Изменить размер шрифта - +

– Исполните свою должность.

Младший диакон ударил три раза в дверь, и брат-кровельщик, стоящий на страже у дверей, ответил такими же тремя ударами.

Диакон донес об этом мастеру:

– Достопочтенный, ложа открыта.

– Скажите, где место младшего диакона в ложе? – вопросил мастер.

– Позади старшего надзирателя или по его правую руку, если он позволит.

– В чем состоит ваша обязанность?

– Передавать поручения от старшего надзирателя младшему, чтобы они могли быть сообщены по ложе.

Затем, знал Алекс, будут сделаны вопросы старшему диакону, младшему надзирателю и старшему:

– Где место старшего надзирателя в ложе?

– На запад, – ответствовал тот.

– Какова ваша обязанность там, брат?

– Как солнце заходит на запад, чтобы окончить день, так и старший надзиратель стоит на западе, чтобы закрывать ложу, платить людям их заработок и отпускать их с работы.

– Где место мастера в ложе? – раздался наконец вопрос, и старший надзиратель отвечал:

– На восток.

– В чем его обязанность там?

– Как солнце всходит на востоке, чтобы открыть день, так мастер стоит на востоке, чтобы открыть свою ложу и поставить людей на работу.

Тут мастер снял шляпу и произнес:

– Эта ложа открыта во имя святого Иоанна; я запрещаю всякую брань, клятвы или шепот, и все профанные разговоры, какого бы рода они ни были, под не меньшим штрафом, чем какой положит большинство.

Мастер трижды ударил о стол деревянным молотком и надел шляпу; остальные братья остались без шляп.

Алекс затаил дыхание, услышав приближающиеся к нему шаги. Это означало, что его ждут. Еще несколько минут – и таинство вступления свершится…

 

Август 1729 года

 

– Мавруха! – взревел Сажин, поворачиваясь к дочери. – А ну покажи, кто тебя испортил!
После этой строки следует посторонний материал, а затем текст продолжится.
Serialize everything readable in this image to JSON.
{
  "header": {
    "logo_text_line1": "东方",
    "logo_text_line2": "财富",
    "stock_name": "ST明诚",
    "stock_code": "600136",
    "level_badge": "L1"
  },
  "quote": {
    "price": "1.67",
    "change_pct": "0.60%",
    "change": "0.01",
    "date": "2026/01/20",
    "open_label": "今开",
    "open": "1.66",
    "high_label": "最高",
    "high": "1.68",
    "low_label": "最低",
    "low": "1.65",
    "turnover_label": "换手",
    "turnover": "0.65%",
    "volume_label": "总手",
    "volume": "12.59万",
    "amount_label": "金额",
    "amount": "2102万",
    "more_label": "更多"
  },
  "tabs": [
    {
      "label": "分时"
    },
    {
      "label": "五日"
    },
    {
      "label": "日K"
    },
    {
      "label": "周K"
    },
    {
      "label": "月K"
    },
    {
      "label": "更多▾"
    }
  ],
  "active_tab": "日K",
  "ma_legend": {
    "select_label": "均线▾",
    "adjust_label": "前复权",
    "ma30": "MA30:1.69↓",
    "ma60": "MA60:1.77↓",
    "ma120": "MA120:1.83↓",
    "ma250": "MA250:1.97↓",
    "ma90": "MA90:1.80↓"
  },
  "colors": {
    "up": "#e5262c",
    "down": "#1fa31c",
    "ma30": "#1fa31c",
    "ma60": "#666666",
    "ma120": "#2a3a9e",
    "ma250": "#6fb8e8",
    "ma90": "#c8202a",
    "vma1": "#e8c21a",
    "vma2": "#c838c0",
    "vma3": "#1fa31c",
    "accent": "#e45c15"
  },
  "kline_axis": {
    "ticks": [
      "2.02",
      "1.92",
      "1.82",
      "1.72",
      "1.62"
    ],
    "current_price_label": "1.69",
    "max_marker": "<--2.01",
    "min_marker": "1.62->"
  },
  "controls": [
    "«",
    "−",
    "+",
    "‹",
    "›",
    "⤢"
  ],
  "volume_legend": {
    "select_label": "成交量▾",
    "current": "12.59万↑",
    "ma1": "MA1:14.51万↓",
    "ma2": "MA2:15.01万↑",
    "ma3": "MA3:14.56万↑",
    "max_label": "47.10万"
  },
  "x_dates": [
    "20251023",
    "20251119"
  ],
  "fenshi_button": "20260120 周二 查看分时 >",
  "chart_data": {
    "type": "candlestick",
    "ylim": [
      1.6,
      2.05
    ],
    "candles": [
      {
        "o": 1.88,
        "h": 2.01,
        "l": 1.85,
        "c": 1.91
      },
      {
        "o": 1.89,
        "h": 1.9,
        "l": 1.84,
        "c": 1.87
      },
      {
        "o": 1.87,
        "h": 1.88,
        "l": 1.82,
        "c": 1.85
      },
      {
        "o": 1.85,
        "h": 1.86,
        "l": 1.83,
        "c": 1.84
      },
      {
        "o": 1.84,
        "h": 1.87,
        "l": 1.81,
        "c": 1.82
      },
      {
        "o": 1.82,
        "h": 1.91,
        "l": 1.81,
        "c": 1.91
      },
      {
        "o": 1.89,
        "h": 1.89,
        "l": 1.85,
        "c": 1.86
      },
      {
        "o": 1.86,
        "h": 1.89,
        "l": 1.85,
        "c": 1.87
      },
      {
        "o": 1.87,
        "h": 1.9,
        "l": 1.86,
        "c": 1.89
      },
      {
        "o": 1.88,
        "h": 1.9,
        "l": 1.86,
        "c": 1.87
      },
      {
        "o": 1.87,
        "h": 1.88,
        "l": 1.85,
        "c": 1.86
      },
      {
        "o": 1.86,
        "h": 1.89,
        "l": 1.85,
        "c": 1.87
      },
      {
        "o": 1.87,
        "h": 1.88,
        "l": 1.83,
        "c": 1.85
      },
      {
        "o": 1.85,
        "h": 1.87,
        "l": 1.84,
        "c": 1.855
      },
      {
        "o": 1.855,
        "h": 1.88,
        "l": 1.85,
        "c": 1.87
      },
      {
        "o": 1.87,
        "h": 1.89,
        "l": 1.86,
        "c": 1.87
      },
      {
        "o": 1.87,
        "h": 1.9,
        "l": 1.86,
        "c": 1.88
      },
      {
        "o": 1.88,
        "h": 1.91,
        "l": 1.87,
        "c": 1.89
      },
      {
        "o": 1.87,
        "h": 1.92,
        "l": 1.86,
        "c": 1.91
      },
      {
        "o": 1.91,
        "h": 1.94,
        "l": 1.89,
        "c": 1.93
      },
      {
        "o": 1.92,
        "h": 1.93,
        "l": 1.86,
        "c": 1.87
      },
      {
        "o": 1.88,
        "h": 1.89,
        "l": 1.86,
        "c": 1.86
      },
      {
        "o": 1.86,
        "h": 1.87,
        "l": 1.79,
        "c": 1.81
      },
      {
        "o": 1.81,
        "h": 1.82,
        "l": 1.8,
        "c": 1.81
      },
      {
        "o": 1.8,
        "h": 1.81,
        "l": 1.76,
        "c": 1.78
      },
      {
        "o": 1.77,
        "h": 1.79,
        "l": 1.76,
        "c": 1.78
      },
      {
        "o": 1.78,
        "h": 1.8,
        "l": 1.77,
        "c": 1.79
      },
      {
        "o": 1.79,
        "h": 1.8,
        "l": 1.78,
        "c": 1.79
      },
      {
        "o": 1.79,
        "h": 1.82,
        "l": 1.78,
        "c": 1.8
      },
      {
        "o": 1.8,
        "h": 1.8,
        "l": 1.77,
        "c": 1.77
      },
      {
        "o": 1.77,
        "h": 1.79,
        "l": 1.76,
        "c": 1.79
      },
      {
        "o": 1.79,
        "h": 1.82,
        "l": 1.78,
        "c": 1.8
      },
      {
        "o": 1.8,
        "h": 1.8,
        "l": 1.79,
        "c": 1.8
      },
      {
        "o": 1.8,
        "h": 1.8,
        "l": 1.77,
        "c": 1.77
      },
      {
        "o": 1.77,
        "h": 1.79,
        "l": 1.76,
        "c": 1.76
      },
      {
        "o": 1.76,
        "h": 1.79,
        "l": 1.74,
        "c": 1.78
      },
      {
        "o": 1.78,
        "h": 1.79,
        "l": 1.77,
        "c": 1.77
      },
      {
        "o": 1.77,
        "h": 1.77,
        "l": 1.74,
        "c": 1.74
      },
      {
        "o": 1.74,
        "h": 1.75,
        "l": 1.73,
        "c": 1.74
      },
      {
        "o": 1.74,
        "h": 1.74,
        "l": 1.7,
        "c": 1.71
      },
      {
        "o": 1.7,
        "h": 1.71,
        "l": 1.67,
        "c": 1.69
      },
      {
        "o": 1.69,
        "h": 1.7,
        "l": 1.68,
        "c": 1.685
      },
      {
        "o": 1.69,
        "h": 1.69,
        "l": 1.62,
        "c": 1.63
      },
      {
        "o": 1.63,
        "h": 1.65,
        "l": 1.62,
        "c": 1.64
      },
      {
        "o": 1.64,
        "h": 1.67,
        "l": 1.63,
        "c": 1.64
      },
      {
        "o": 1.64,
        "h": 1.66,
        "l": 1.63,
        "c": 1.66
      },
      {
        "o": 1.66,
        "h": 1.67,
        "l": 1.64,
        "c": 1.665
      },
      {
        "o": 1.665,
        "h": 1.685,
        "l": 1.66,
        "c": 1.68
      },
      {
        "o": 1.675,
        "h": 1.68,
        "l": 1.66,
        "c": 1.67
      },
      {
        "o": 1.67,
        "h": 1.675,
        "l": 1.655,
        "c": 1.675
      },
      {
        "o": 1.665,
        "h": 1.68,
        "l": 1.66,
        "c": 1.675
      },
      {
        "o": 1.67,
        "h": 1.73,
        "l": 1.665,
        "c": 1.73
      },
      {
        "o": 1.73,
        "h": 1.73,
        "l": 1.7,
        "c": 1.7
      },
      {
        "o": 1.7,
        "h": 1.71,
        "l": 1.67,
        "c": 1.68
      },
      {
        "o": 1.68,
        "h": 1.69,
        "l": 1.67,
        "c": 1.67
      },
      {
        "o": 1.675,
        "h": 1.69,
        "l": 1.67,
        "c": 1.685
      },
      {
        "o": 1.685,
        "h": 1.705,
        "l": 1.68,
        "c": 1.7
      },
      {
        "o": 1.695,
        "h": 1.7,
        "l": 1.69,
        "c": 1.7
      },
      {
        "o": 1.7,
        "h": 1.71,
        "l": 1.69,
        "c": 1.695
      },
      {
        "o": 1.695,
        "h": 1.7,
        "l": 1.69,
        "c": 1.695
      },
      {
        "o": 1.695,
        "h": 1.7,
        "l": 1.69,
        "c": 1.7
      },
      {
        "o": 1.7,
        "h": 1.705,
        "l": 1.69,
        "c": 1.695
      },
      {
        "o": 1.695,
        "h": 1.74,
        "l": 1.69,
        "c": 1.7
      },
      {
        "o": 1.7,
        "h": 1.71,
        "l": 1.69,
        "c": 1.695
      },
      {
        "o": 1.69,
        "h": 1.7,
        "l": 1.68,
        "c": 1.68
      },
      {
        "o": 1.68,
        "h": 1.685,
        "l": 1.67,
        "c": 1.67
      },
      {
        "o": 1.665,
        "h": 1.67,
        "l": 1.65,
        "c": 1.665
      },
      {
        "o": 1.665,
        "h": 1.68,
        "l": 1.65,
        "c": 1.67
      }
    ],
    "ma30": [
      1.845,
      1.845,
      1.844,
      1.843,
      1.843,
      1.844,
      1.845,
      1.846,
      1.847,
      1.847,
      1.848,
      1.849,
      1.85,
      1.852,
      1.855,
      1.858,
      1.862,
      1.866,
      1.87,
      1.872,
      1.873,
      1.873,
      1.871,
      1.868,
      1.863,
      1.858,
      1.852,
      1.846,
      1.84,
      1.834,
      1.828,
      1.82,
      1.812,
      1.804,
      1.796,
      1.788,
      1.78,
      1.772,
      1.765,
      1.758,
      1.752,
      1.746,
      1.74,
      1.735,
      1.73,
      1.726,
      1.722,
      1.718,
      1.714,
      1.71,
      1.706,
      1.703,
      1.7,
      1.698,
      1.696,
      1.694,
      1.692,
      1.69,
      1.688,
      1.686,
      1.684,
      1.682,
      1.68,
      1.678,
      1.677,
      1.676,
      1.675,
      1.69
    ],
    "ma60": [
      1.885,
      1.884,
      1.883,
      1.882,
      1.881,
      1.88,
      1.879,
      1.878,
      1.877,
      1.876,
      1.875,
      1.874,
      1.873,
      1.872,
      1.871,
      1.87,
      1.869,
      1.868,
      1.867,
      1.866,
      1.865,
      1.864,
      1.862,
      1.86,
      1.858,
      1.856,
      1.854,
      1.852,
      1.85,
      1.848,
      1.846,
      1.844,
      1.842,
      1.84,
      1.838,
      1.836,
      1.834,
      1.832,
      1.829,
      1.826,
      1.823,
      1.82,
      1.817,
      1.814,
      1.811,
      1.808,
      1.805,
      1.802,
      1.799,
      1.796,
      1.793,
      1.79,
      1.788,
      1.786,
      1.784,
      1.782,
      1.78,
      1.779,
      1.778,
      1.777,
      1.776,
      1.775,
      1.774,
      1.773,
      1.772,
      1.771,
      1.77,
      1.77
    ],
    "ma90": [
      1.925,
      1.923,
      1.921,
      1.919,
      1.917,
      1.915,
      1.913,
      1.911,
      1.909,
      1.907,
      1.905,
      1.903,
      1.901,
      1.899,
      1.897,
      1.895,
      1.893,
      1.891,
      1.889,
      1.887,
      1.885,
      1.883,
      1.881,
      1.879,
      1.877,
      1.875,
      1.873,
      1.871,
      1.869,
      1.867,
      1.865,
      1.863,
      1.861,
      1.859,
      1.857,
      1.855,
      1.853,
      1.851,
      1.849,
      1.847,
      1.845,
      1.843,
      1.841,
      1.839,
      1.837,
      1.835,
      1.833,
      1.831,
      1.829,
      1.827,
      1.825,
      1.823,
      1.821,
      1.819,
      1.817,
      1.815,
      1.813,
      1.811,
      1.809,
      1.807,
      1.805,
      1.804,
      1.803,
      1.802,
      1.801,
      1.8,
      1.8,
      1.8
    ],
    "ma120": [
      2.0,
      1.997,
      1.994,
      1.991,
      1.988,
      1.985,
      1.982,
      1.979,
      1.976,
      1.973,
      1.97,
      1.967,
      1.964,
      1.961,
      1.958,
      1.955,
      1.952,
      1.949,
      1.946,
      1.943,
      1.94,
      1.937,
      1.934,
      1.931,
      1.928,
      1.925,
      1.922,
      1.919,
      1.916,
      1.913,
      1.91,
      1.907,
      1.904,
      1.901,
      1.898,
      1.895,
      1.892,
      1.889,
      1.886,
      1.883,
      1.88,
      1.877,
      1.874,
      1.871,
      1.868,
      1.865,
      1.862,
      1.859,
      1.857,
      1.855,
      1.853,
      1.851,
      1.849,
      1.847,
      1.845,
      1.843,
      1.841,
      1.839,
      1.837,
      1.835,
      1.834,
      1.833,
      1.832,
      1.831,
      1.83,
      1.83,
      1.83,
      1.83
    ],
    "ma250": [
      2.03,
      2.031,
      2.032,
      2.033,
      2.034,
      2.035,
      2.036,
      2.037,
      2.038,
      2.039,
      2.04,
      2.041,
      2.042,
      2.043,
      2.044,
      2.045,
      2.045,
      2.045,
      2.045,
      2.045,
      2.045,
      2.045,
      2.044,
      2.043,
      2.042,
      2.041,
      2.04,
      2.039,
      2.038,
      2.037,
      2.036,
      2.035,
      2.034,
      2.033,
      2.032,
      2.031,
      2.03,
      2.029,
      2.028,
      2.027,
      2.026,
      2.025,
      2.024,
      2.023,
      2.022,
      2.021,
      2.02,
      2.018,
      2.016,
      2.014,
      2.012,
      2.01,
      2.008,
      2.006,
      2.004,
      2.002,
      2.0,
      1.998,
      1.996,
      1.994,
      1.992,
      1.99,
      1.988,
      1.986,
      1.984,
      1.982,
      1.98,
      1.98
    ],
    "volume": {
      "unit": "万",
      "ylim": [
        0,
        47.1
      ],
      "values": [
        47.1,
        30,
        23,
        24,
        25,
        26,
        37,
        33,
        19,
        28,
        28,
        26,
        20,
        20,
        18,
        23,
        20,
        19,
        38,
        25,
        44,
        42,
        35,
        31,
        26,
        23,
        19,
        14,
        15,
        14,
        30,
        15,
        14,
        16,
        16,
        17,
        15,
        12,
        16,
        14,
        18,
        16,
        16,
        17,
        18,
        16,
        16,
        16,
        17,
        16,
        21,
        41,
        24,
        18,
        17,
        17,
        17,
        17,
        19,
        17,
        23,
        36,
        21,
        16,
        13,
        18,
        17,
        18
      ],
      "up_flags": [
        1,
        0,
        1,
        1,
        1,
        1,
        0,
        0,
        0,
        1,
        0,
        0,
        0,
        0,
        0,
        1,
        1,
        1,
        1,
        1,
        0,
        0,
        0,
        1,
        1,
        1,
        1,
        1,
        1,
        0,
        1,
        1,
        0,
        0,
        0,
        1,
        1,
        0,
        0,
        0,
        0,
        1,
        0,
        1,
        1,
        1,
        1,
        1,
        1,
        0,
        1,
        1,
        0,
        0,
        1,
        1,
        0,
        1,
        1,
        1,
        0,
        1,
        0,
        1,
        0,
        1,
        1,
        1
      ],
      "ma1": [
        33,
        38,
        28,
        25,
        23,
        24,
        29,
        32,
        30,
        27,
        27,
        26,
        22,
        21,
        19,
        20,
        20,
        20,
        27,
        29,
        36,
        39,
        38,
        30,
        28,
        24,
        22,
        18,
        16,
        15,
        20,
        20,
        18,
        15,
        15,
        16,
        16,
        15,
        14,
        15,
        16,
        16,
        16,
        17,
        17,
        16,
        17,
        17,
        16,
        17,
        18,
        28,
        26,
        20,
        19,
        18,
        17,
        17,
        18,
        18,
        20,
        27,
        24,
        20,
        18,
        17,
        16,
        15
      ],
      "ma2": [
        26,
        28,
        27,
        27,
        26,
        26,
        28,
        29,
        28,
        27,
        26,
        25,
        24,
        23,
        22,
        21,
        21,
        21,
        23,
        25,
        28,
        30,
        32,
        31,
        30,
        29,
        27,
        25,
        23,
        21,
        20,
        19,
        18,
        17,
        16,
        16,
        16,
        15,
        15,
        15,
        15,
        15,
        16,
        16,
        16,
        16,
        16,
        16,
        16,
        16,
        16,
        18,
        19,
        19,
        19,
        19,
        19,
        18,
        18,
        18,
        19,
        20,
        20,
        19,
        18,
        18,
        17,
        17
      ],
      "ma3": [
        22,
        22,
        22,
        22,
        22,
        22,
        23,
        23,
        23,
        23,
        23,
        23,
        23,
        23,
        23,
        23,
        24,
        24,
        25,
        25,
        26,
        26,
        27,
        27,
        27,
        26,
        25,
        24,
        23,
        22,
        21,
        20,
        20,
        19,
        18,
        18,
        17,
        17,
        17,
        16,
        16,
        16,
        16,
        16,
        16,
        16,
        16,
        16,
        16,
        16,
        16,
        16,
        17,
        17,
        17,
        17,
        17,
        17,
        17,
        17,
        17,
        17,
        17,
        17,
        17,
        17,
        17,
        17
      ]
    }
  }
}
Огромное мыслительное усилие отразилось на бесформенном Маврухином лице, а потом белые глаза поползли по лицам стоявших вокруг и остановились на Данькином.

– Этот, должно, – проговорила она как бы в задумчивости, но тут же радостно замахала руками: – Он, он, родименький! Толечко он не один был. Вдвоем они меня еть взялись. Этот – белявенький, а с ним еще один был – чернявенький. Глазастенький такой, приглядный на диво. Ой, уходили они меня так, князюшка, что я аж взопрела вся! – доверительно сообщила Мавруха.

Старший Долгорукий вдруг закашлялся. Сын его поджимал расползающиеся губы, прятал глаза. Ну а молодой государь уже откровенно хохотал, озирая Мавруху с головы до ног и то морщась брезгливо, то вновь закатываясь.

– Чего ржешь-то? – спросила она, внезапно разобидевшись. – Сам, поди, знаешь, каково легко девку завалить. Нашепчи ей в ушки сладкие слова, посули замуж взять – она уж и ноги врозь.

Вот не ожидал Данька, что в таком положении, в каком оказался, он еще сможет краснеть, однако щеки его так и ожгло.

– А замуж тебя кто взять сулил? – спросил, давясь от хохота, Петр Алексеевич. – Белявенький или чернявенький? Или оба враз?

– Так оно и было, – отозвалась Мавруха, – так оно и было, как ты сказываешь, сударь. Оба сулили.

– Ну, господа, это уж чудеса какие-то! – наконец не сдержал смеха и молодой Долгорукий. – Я слыхал, что у магометан один мужик имеет при себе нескольких жен, содержа их в гареме, однако чтобы у женщины были враз два мужа – этого небось ни у каких магометан не отыщешь! Мужской гарем – вот так новость!

Мавруха с самым оскорбленным видом набычилась.